[XeTeX] Contextual shaping

Wed Nov 27 13:30:18 CET 2013

"Simon Cozens" <simon at simon-cozens.org>:
> This is possibly a daft question, but...
> 
> In traditional TeX, character tokens are processed and put into boxes
> individually, with fairly primitive ligature tables. Obviously XeTeX
> doesn't
> do this, using Harfbuzz (or ICU or whatever) to do the shaping and
> layout.
> 
> My question is, if you're not "showing" individual characters to the
> shaping
> engine for it to consider, what defines how big a string of
> characters to
> shape at a time? Does XeTeX break at the "word" level and then shape
> a word,
> and if so what defines a word? (Chinese has no word breaks!) Or does
> it shape
> an entire paragraph of text at a time (!) and then box up the glyphs
> individually?
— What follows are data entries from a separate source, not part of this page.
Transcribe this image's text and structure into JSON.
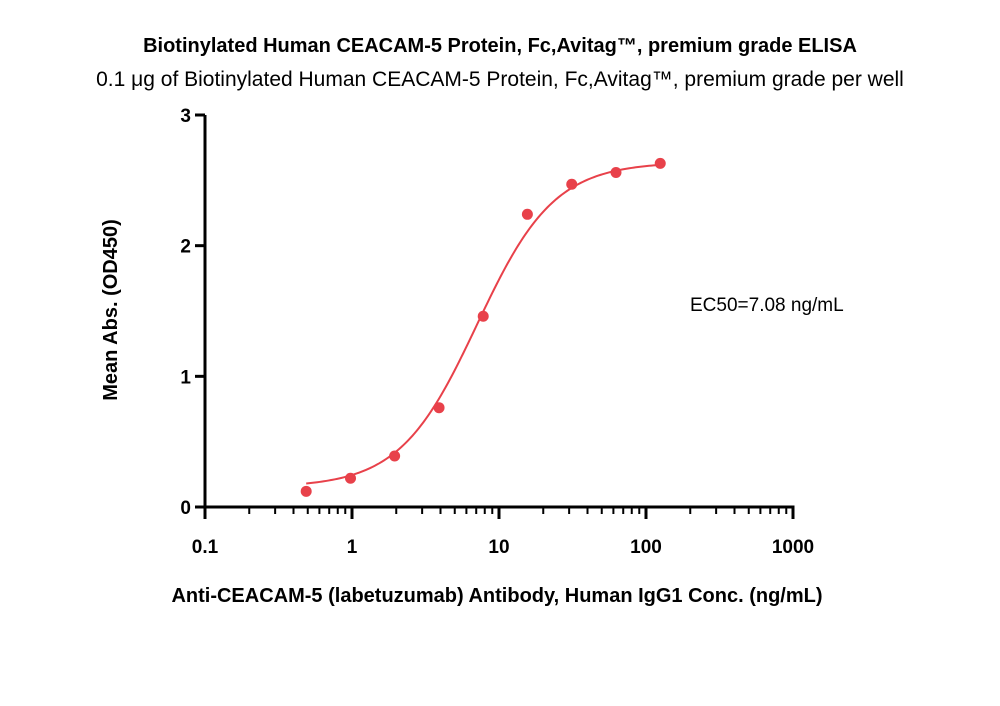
{
  "chart_data": {
    "type": "scatter",
    "title": "Biotinylated Human CEACAM-5 Protein, Fc,Avitag™, premium grade ELISA",
    "subtitle": "0.1 μg of Biotinylated Human CEACAM-5 Protein, Fc,Avitag™, premium grade per well",
    "xlabel": "Anti-CEACAM-5 (labetuzumab) Antibody, Human IgG1 Conc. (ng/mL)",
    "ylabel": "Mean Abs. (OD450)",
    "xscale": "log",
    "xlim": [
      0.1,
      1000
    ],
    "ylim": [
      0,
      3
    ],
    "x_ticks": [
      "0.1",
      "1",
      "10",
      "100",
      "1000"
    ],
    "y_ticks": [
      "0",
      "1",
      "2",
      "3"
    ],
    "annotation": "EC50=7.08 ng/mL",
    "colors": {
      "series": "#e8414a",
      "axis": "#000000"
    },
    "series": [
      {
        "x": [
          0.488,
          0.977,
          1.95,
          3.91,
          7.81,
          15.6,
          31.25,
          62.5,
          125
        ],
        "y": [
          0.12,
          0.22,
          0.39,
          0.76,
          1.46,
          2.24,
          2.47,
          2.56,
          2.63
        ]
      }
    ],
    "fit": {
      "model": "4PL",
      "bottom": 0.15,
      "top": 2.64,
      "ec50": 7.08,
      "hill": 1.65
    }
  }
}
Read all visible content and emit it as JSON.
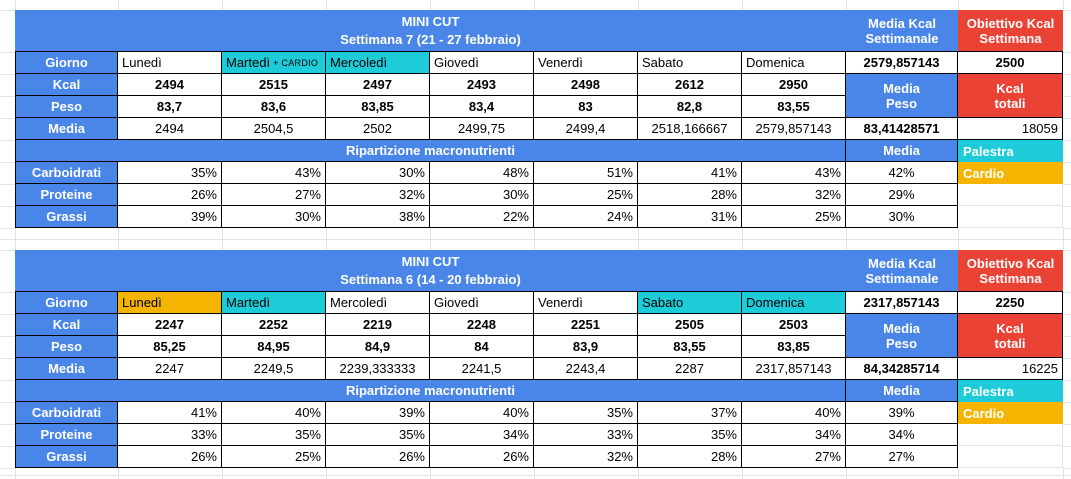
{
  "colors": {
    "blue": "#4a86e8",
    "red": "#ea4335",
    "cyan": "#1ecbd8",
    "orange": "#f4b400"
  },
  "row_labels": {
    "giorno": "Giorno",
    "kcal": "Kcal",
    "peso": "Peso",
    "media": "Media",
    "ripartizione": "Ripartizione macronutrienti",
    "carboidrati": "Carboidrati",
    "proteine": "Proteine",
    "grassi": "Grassi",
    "media_col": "Media"
  },
  "right_headers": {
    "media_kcal": "Media Kcal\nSettimanale",
    "obiettivo": "Obiettivo Kcal\nSettimana",
    "media_peso": "Media\nPeso",
    "kcal_totali": "Kcal\ntotali"
  },
  "legend": {
    "palestra": "Palestra",
    "cardio": "Cardio"
  },
  "tables": [
    {
      "title": "MINI CUT",
      "subtitle": "Settimana 7 (21 - 27 febbraio)",
      "days": [
        {
          "name": "Lunedì",
          "bg": ""
        },
        {
          "name": "Martedì",
          "suffix": "+ CARDIO",
          "bg": "cyan"
        },
        {
          "name": "Mercoledì",
          "bg": "cyan"
        },
        {
          "name": "Giovedì",
          "bg": ""
        },
        {
          "name": "Venerdì",
          "bg": ""
        },
        {
          "name": "Sabato",
          "bg": ""
        },
        {
          "name": "Domenica",
          "bg": ""
        }
      ],
      "kcal": [
        "2494",
        "2515",
        "2497",
        "2493",
        "2498",
        "2612",
        "2950"
      ],
      "peso": [
        "83,7",
        "83,6",
        "83,85",
        "83,4",
        "83",
        "82,8",
        "83,55"
      ],
      "media": [
        "2494",
        "2504,5",
        "2502",
        "2499,75",
        "2499,4",
        "2518,166667",
        "2579,857143"
      ],
      "carboidrati": [
        "35%",
        "43%",
        "30%",
        "48%",
        "51%",
        "41%",
        "43%"
      ],
      "proteine": [
        "26%",
        "27%",
        "32%",
        "30%",
        "25%",
        "28%",
        "32%"
      ],
      "grassi": [
        "39%",
        "30%",
        "38%",
        "22%",
        "24%",
        "31%",
        "25%"
      ],
      "media_kcal_settimanale": "2579,857143",
      "obiettivo_kcal": "2500",
      "media_peso": "83,41428571",
      "kcal_totali": "18059",
      "macro_media": {
        "carboidrati": "42%",
        "proteine": "29%",
        "grassi": "30%"
      }
    },
    {
      "title": "MINI CUT",
      "subtitle": "Settimana 6 (14 - 20 febbraio)",
      "days": [
        {
          "name": "Lunedì",
          "bg": "orange"
        },
        {
          "name": "Martedì",
          "bg": "cyan"
        },
        {
          "name": "Mercoledì",
          "bg": ""
        },
        {
          "name": "Giovedì",
          "bg": ""
        },
        {
          "name": "Venerdì",
          "bg": ""
        },
        {
          "name": "Sabato",
          "bg": "cyan"
        },
        {
          "name": "Domenica",
          "bg": "cyan"
        }
      ],
      "kcal": [
        "2247",
        "2252",
        "2219",
        "2248",
        "2251",
        "2505",
        "2503"
      ],
      "peso": [
        "85,25",
        "84,95",
        "84,9",
        "84",
        "83,9",
        "83,55",
        "83,85"
      ],
      "media": [
        "2247",
        "2249,5",
        "2239,333333",
        "2241,5",
        "2243,4",
        "2287",
        "2317,857143"
      ],
      "carboidrati": [
        "41%",
        "40%",
        "39%",
        "40%",
        "35%",
        "37%",
        "40%"
      ],
      "proteine": [
        "33%",
        "35%",
        "35%",
        "34%",
        "33%",
        "35%",
        "34%"
      ],
      "grassi": [
        "26%",
        "25%",
        "26%",
        "26%",
        "32%",
        "28%",
        "27%"
      ],
      "media_kcal_settimanale": "2317,857143",
      "obiettivo_kcal": "2250",
      "media_peso": "84,34285714",
      "kcal_totali": "16225",
      "macro_media": {
        "carboidrati": "39%",
        "proteine": "34%",
        "grassi": "27%"
      }
    }
  ]
}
Or...?
> 
> (I've tried starting at layoutChars in XeTeXLayoutInterface.cpp and
> working
> backwards but I can't understand where I end up: measure_native_node
> shapes a
> node, but what's a node?)

I don't know how Harfbuzz and/or ICU work exactly, but:

- Characters are never put into individual boxes;
- Whatever shaping must take place is defined by sequences of characters; so
you look at each character, see if it must be processed (possibly as a part
of a larger sequence), move to the next character (unless it has been
processed as part of a sequence), and so on. Most of the rules you must follow
to process glyphs are explained here:
    http://www.microsoft.com/typography/otspec/
So your question (as I understand it) is really about processing OT fonts. The
sequence of characters I have mentionned (your string of characters) are
defined in the font itself (for complex sequencess, see e.g. contextual lookups).

As for a node, it is whatever TeX processes internally to build a page: it can
be a character, a kern, a whatsit, a box...

Best,
Paul